Por LUSA
Os apelos e reparos do Presidente cabo-verdiano dirigidos ao Governo marcaram a atividade política em 2023 com José Maria Neves a pedir maior articulação política, acusando o Governo de agir sozinho e de se abeirar da “deslealdade constitucional”.
O termo surgiu depois de um desacordo em particular: o Presidente acentuou as palavras de descontentamento quando Cabo Verde de absteve na votação nas Nações Unidas que, em outubro, por larga maioria, pediu a abertura de corredores humanitários no conflito entre Israel e o Hamas.
José Maria Neves considerou que, por razões humanitárias, a nação cabo-verdiana não se podia abster, enquanto o Governo se justificou com o silêncio da resolução sobre os atos terroristas do Hamas.
Neste, como noutros momentos de crítica do Presidente (eleito com apoio do PAICV – Partido Africano para a Independência de Cabo Verde), o Governo (do MpD – Movimento pela Democracia) argumentou que agiu de forma legítima e respeitando o enquadramento constitucional.
As relações refletem o tom crispado que, ao longo dos anos, vem caracterizando qualquer discussão política em Cabo Verde e que inclui o parlamento: em outubro, a maioria do MpD “chumbou” uma proposta apresentada pelo PAICV acerca das comemorações do centenário do nascimento de Amílcar Cabral, obreiro da independência.
O MpD alegou que era uma questão de forma (devido ao enquadramento legal da proposta), mas o desentendimento criou uma onda de discussão que continua em movimento, com uma petição em curso a reclamar a realização de uma cerimónia oficial.
A emigração foi, mais uma vez, um tema presente em 2023.
Os números de emissão de vistos confirmam uma tendência de crescimento: Portugal mais que quadruplicou a emissão de entradas a cabo-verdianos para fins laborais, ultrapassando seis mil (metade dos cerca de 12.000 vistos de longa duração concedidos).
No que diz respeito aos vistos Schengen, o Centro Comum de Vistos (CCV) está a receber cerca de 100 pedidos por dia e deverá bater o total de 2022, superando 12.000 vistos de curta duração.
Pelo meio, tem sido muito criticado o “açambarcamento” de vagas para pedidos de vistos por parte de empresas e particulares, que depois chegam a cobrar mais de 180 euros a particulares, num serviço que devia ser gratuito.
O caso motivou reações do Governo cabo-verdiano, a condenar e a pedir investigações, enquanto a Procuradoria-Geral da República (PGR) informou que está a analisar as denúncias.
Em julho, a Embaixada de Portugal em Cabo Verde introduziu o pré-pagamento de uma taxa de serviço no ato de agendamento de pedidos de visto nacionais, para evitar açambarcamento por terceiros.
Ainda no que respeita a migrações, uma piroga com migrantes à deriva, resgatada em agosto, em águas de Cabo Verde, foi uma das tragédias humanas do ano, porque partiram 101 pessoas do Senegal e só 38 foram salvas.
A embarcação só foi resgatada graças a um barco de pesca espanhol, revelando, mais uma vez, a falta de meios das autoridades de Cabo Verde para vigiar as suas águas – que constituem a quase totalidade do território do arquipélago.
A situação engrossou os argumentos para que, este ano, ganhasse corpo a preparação de uma ajuda do Mecanismo Europeu de Apoio à Paz para reforçar a vigilância marítima de Cabo Verde, auxílio que deverá concretizar-se em 2024, podendo incluir as componentes de equipamento e formação.

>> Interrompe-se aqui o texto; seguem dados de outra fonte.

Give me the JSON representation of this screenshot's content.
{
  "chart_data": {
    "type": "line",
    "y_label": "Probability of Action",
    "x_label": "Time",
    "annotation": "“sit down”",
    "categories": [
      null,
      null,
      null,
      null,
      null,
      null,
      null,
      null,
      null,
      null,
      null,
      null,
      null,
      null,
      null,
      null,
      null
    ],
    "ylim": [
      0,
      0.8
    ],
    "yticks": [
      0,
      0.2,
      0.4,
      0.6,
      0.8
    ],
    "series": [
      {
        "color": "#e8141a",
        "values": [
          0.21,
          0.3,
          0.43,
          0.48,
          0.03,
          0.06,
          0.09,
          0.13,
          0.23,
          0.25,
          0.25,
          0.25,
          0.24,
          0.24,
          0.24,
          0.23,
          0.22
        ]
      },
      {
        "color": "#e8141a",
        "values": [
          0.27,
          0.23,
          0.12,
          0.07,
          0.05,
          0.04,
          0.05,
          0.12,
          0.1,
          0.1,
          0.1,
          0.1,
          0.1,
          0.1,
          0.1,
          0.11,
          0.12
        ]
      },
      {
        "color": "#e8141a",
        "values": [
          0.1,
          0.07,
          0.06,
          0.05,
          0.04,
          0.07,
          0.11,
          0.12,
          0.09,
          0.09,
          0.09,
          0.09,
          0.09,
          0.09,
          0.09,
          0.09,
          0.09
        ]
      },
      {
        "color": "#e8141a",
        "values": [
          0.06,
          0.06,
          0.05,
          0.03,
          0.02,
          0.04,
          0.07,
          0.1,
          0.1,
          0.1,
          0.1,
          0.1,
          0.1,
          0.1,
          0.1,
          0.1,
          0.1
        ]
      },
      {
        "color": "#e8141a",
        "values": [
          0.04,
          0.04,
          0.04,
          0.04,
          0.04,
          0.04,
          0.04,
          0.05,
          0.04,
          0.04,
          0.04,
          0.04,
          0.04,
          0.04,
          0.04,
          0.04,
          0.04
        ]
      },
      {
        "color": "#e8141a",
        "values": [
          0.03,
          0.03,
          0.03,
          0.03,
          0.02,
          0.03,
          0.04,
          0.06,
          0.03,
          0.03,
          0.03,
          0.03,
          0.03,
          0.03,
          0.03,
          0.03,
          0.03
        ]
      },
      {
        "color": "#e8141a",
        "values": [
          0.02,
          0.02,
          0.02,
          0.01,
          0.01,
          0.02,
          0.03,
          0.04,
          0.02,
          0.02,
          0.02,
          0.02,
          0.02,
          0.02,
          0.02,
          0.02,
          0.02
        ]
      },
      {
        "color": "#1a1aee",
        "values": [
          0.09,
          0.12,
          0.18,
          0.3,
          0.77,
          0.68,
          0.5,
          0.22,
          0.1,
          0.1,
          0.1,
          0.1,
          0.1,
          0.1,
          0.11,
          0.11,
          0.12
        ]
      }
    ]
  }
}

Uma das bandeiras do Governo é criar emprego para fixar população, enquanto a economia regressou ao seu ritmo natural no pós-pandemia, com previsões de crescimento entre 4% a 5% para 2023.
Um dos estímulos para a atividade económica, em particular para o turismo – o seu principal motor – assenta num negócio confirmado este ano: a entrega definitiva da concessão do serviço público aeroportuário ao grupo Vinci.

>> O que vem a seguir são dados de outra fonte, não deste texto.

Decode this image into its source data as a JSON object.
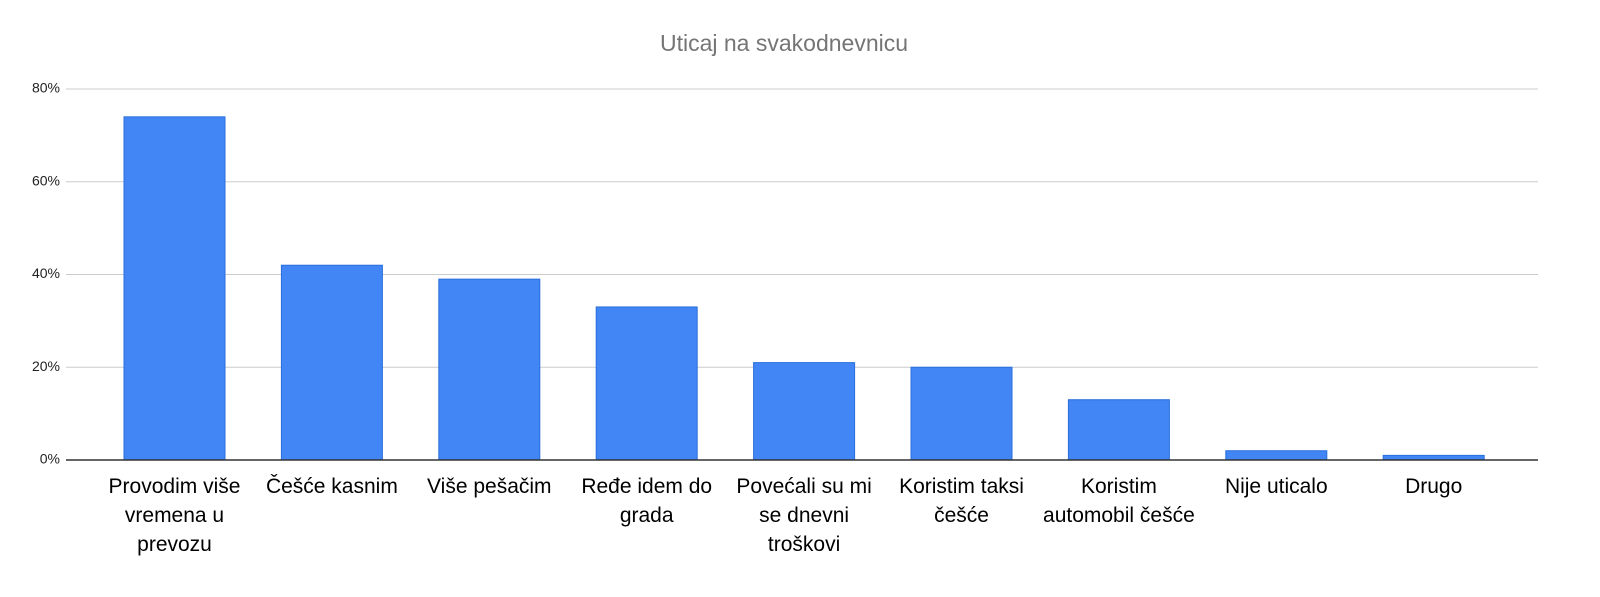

O objetivo é “expandir e modernizar” os quatro aeroportos internacionais e três aeródromos do país com um investimento de 928 milhões de euros durante 40 anos.
As novas tecnologias são outro sector onde se concentra a aposta do Governo, que deverá inaugurar em breve o parque tecnológico em construção nas imediações da capital: a materialização do objetivo de transformar Cabo Verde numa nação digital.